A small, real, shippable task that touches the core codebase and reaches production: a well-scoped bug fix, a small feature behind a flag, or an improvement to an error message users actually see. Avoid throwaway exercises and avoid anything blocking the roadmap. The goal is a full trip through the team's workflow, not maximum output.

Do senior developers need onboarding too?

Yes, and skipping it is a common mistake. Seniors need less hand-holding on how to code and more context on why the system looks the way it does: past decisions, political history of the architecture, and where the bodies are buried. A senior left to guess at context will confidently build the wrong thing.

Who should be the onboarding buddy?

A peer, not the manager: someone who works in the same codebase, has been on the team at least six months, and volunteers for it. The buddy handles the daily questions the new hire hesitates to ask a manager, and their time investment should be recognized as real work, roughly two to four hours a week for the first month.
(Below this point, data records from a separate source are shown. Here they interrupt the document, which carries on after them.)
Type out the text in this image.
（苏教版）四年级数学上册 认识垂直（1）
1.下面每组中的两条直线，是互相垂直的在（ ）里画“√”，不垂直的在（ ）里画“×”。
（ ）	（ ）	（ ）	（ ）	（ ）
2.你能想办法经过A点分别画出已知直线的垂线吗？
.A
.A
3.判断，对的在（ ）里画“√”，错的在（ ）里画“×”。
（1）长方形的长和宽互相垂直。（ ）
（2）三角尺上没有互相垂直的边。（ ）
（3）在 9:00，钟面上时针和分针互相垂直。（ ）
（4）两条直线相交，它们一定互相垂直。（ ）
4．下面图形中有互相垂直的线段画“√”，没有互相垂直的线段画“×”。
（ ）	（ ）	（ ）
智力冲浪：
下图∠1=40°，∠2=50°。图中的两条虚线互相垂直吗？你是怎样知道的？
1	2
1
How is remote onboarding different?

Everything implicit must become explicit. In an office, a new hire absorbs context by overhearing; remotely, they only get what is written down or deliberately scheduled. Remote onboarding needs more documentation, more scheduled one-on-ones in the first two weeks, an explicit norm that questions go in public channels, and hardware that arrives before day one.

What should a 30 day check-in with a new developer cover?

Two directions. From them: what has been confusing, what blocked them, where documentation was wrong or missing. From you: honest calibration on how they are doing against the plan, stated plainly. The 30 day mark is where small misalignments are cheap to correct and where silence lets them grow into resignations.